Ивен взял меня под руку.

— Не надо так… В нашем сложном и пока еще плохо устроенном мире никогда не угадаешь — выиграл ли ты, отрекаясь от старых друзей, или проиграл? Это лотерея. Если, к тому же, учесть деликатность обстоятельств, при которых вы расстались с друзьями… Вы ж умный человек, господин доктор… Вы изучаете человеческий организм, он весьма сложен, но жизнь сложнее. Ваши друзья просили вам напомнить об этом. И я тоже имею желание кое-что сказать вам. Перед поездкой в Москву я имел удовольствие немного посмотреть ваше… Как это у вас говорят?
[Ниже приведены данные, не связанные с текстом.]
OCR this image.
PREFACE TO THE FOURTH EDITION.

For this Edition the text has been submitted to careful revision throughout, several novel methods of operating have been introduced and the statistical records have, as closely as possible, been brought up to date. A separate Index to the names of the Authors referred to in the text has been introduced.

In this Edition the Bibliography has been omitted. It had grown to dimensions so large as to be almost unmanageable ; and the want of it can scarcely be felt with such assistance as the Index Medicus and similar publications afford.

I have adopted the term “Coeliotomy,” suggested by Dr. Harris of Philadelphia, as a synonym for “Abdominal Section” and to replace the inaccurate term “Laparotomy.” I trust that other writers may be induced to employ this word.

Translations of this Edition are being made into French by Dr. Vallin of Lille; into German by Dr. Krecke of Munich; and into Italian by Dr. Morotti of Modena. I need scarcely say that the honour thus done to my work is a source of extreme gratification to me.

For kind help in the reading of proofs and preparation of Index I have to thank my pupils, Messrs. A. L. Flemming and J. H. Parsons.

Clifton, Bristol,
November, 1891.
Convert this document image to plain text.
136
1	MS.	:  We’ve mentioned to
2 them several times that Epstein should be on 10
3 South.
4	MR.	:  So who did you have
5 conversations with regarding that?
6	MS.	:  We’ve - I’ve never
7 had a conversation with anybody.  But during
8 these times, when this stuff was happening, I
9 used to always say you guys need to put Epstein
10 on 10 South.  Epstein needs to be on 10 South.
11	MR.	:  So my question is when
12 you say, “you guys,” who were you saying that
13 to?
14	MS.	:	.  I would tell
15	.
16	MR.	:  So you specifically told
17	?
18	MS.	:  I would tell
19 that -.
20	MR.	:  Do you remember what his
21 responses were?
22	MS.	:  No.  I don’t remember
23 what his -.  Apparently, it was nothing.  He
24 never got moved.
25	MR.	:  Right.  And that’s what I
Рабочее дело? Так?

— Какое рабочее дело?

— Прошу простить… Я ошибался в названии… Личное дело. Да, да… Личное… Но там сказано про ваше рабочее дело. То есть те сообщения, которые вы любезно посылали господину Квальману.

Я чуть было не закричал:

— Никаких сообщений я никому не посылал.

— Это ему вы так сказали, — заметил Бутов. — А мне что скажете?..

— То же самое, что и ему. Утверждаю: никаких сообщений я никому не передавал.

— Будем считать, что так оно и есть. Продолжайте…

— Я с трудом сдержался, чтобы не ударить иностранца. Я заявил ему: — «Это шантаж!»

— О, нет, то есть плохая память. В вашем деле, господин доктор, лежат пятьдесят три страницы. Они сшиты и пронумерованы. В них тоже под номерами пятнадцать сообщений Сократа господину Квальману… Вы не забыли вашей клички? У вас действительно лоб Сократа, господин доктор. Вы и сейчас чем-то напоминаете великого мудреца…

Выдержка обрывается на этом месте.